While popular, univariate statistical tests have numerous shortcomings. For example, they work on each feature separately and may ignore a signal that manifests itself across multiple taxa, but is too weak when we look at each taxa individually. This is where a machine learning approach shines. Even the simplest ML model, like a linear regression, takes into account the influence of all the factors put together to predict the outcome. This way, we can deliver more reliable predictions and extract the relevant features in a more robust way. Once we have a trained model, we can also predict the independent variable (the variable of interest). Contrarily, in classical statistics, the notion of an independent variable occurs as well, but we do not want to predict it for new entities – it is rather used to stratify the observations in the dataset in order to characterize the subgroups separately and, eventually, compare them.
Compared with statistical methods, machine learning is not so commonly used across the reviewed articles, however there are some examples of ML-based ones.
One such example is [7], where authors trained a series of logistic regression models on binarized abundances (abundance=0 vs. abundance>0) of the taxa with the response status as dependent variable (also binary). Another example is the application of random forests in [10] to find the factors that influence the shift in gut microbiome. Ultimately, a series of machine learning algorithms has been trained in [12]. The authors implemented random forest, extra trees, SVM, elastic net and k-nearest neighbors.
One crucial part of applying ML in any context is the verification of how well the model performs. This is typically done by splitting the data into train and test sets (also called discovery and validation), where the model trained on the first set makes predictions on the other and its performance is evaluated. This should be repeated multiple times by randomly splitting the data into train and test sets to get a robust estimate of the performance. To some degree, this was done in [10, 12] to compare various models, but is too often skipped in research papers.
Both machine learning and statistical results are largely influenced by the pre-processing of the data. This often prevents us from directly comparing the results presented in various papers. For example, many authors use MetaPhlAn2 to perform taxonomic profiling [3, 6, 9, 10], but the software options may differ from publication to publication. Hence, some systematic deviations are to be expected. Furthermore, in [10] a competing pipeline – MetaOMineR was used as well. Secondly, the authors tend to remove infrequent features (taxa, OTUs, pathways etc). The notion of “infrequency” is fuzzy though: some researchers are more liberal and retain variables present in as little as 10% of samples [4], whereas others are much more strict and postulate 25% of presence [6, 7].

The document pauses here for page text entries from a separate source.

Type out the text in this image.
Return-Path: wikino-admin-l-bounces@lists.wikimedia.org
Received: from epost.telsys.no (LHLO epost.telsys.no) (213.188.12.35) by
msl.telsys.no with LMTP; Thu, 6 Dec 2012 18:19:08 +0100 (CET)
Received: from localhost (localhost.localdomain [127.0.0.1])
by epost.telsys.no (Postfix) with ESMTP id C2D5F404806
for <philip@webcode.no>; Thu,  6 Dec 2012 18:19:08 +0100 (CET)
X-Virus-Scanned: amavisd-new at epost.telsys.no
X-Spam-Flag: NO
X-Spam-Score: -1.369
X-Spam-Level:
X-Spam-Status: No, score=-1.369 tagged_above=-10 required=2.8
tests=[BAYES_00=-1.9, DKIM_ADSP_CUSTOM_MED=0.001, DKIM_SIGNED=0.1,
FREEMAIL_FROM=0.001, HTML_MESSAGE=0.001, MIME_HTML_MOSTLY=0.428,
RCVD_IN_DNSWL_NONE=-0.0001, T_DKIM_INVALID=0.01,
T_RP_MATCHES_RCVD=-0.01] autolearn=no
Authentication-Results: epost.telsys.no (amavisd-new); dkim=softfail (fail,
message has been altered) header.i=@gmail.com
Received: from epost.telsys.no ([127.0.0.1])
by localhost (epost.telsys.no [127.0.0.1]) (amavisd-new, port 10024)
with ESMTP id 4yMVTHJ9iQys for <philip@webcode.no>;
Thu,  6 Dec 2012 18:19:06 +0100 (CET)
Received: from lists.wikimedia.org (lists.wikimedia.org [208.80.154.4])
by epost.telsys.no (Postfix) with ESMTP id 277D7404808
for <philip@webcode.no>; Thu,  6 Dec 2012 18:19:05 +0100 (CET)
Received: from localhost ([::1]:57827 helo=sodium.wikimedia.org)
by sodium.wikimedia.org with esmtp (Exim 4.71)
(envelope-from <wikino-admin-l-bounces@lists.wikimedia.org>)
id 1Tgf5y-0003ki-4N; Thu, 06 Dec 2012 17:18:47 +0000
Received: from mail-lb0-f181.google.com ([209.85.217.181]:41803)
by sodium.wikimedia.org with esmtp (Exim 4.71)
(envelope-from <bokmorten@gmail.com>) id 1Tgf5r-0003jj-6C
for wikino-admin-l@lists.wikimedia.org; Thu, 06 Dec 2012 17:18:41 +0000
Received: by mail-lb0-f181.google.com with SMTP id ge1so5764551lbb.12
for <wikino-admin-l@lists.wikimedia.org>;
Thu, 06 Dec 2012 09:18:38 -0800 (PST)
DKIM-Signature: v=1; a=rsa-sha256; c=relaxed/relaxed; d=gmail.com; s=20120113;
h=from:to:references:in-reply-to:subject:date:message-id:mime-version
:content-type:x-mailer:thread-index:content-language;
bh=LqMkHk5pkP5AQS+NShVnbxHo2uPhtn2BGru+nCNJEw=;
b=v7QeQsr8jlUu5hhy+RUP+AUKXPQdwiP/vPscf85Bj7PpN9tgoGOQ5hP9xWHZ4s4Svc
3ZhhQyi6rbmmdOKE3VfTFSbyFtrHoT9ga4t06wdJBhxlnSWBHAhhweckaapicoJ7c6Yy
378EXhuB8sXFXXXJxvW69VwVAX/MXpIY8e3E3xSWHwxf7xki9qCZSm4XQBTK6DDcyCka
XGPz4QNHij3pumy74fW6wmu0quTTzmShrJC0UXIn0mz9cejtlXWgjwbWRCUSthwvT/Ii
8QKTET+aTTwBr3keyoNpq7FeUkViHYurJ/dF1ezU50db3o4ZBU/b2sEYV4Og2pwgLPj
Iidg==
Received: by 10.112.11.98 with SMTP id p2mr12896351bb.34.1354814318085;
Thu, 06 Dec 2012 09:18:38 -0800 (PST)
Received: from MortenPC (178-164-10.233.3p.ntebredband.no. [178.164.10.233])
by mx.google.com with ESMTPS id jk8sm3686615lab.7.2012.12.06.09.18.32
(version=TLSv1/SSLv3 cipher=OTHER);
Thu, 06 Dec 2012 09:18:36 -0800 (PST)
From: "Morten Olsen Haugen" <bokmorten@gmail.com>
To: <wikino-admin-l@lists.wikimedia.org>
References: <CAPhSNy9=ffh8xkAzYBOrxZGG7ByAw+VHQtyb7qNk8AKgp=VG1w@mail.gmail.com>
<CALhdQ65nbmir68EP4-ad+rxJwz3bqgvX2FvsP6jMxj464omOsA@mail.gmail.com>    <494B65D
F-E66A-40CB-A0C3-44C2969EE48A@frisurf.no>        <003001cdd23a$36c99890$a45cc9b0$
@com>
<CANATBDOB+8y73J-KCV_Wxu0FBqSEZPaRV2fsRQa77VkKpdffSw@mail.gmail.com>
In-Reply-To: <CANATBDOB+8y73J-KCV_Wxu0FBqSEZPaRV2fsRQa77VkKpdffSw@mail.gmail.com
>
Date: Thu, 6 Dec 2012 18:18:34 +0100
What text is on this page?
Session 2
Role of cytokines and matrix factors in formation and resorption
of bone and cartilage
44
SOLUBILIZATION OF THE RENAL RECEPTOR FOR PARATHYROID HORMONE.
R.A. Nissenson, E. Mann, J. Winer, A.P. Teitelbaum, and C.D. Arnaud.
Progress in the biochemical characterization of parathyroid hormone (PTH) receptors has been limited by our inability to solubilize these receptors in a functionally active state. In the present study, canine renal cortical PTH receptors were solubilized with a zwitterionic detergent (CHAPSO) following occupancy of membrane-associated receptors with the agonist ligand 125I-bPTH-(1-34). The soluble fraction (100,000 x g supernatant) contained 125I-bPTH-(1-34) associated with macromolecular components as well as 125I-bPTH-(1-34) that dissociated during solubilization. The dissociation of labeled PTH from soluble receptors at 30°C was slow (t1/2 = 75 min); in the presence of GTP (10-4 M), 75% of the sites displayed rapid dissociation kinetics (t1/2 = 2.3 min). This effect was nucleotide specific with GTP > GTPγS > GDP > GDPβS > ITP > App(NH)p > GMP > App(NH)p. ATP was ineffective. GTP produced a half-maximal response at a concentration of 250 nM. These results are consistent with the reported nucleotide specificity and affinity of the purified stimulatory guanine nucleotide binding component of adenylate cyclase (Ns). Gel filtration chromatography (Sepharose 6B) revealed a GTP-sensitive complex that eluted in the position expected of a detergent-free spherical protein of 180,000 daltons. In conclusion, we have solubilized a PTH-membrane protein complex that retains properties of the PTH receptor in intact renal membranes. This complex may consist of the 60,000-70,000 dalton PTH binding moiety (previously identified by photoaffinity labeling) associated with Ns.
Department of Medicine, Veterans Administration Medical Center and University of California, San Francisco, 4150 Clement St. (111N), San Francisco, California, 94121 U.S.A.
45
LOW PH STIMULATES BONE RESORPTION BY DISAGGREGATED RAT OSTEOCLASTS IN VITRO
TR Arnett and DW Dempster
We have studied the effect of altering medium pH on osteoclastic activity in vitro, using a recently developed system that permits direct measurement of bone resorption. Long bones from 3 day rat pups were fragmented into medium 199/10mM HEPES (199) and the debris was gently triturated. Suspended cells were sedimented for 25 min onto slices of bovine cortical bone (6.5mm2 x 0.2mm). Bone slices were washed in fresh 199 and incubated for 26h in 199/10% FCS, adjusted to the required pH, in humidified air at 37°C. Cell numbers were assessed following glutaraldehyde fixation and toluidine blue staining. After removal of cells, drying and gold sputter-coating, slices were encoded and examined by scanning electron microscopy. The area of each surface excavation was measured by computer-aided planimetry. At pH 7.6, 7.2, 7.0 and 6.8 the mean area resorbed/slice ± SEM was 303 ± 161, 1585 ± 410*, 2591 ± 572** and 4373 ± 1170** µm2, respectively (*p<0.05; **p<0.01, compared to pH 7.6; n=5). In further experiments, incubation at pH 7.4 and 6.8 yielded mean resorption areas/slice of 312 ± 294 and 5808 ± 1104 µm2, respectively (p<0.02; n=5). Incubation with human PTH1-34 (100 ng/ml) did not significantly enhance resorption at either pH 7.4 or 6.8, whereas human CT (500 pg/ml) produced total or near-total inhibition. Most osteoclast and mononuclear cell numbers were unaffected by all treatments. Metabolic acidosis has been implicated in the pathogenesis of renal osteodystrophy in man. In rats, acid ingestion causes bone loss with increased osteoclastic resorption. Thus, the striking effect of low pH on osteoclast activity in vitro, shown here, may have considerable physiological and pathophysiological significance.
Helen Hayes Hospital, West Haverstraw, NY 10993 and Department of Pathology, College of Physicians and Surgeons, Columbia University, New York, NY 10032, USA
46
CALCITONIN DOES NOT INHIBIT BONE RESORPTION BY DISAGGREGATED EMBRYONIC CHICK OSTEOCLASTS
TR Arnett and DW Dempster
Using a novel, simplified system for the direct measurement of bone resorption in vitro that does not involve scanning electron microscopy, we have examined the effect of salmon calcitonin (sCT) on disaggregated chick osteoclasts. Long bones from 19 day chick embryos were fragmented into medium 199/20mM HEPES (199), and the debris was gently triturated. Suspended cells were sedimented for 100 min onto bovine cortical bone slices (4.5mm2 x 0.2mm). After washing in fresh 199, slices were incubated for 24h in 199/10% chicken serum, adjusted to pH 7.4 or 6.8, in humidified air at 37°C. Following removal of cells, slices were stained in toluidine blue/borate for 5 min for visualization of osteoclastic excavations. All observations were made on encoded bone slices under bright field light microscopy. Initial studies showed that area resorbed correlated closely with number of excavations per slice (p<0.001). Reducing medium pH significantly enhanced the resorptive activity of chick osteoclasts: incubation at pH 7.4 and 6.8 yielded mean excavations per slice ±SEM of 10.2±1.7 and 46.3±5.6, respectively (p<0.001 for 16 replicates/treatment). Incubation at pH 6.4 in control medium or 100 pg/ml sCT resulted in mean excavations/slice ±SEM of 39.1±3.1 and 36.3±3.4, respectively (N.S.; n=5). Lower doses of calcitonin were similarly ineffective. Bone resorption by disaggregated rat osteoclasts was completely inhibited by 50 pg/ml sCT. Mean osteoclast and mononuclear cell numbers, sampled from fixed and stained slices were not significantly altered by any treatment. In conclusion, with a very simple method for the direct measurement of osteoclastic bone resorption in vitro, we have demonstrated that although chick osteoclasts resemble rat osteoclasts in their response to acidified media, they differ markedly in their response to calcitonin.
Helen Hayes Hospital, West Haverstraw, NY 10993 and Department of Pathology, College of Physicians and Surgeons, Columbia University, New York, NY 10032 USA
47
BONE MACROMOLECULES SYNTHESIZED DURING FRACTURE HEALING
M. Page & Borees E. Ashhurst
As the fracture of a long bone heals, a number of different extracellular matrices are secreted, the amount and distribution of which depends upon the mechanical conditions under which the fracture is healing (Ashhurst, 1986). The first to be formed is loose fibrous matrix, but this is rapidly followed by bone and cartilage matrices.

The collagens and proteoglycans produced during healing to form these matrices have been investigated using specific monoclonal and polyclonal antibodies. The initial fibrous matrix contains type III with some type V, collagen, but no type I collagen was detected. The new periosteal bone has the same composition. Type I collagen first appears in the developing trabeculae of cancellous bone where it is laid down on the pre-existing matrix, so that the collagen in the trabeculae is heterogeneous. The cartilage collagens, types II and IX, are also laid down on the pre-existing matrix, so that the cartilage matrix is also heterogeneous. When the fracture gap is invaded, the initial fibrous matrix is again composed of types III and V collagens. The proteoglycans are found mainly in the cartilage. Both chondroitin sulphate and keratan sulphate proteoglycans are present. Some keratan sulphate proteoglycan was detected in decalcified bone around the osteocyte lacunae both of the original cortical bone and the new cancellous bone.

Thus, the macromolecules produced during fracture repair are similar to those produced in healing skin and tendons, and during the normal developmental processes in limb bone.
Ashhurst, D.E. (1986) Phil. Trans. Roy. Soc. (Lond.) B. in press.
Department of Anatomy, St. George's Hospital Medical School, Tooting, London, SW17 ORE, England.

The addition of synthetic features is also used to improve analysis. The most common of these is sample diversity (the alpha- or beta-diversities). However, even though these are commonly used, there is no consistency between researchers on what exactly should be calculated. To take alpha diversity as an example, some authors prefer Shannon diversity [7, 10, 11], while others choose its inverse [5, 12] and some choose simple richness [6, 8, 9, 10], or Simpson diversity [10].
The field of microbiome research is only just starting to apply even the basic ML methods. Many works stop at calculating p-values and skip the weaker signals that may shed more light on the fuller biological picture that the data hides. These intricacies may be unraveled by re-analyzing the data with the skillful use of a more robust approach. This in turn may lead to a better understanding of therapies’ modes of action or the discovery of new biomarkers, and possibly even microbiome-related drugs supporting the therapy itself. That is why, we at Ardigen believe that applying ML to microbial data will increase the quality of the research and lead to breakthrough discoveries.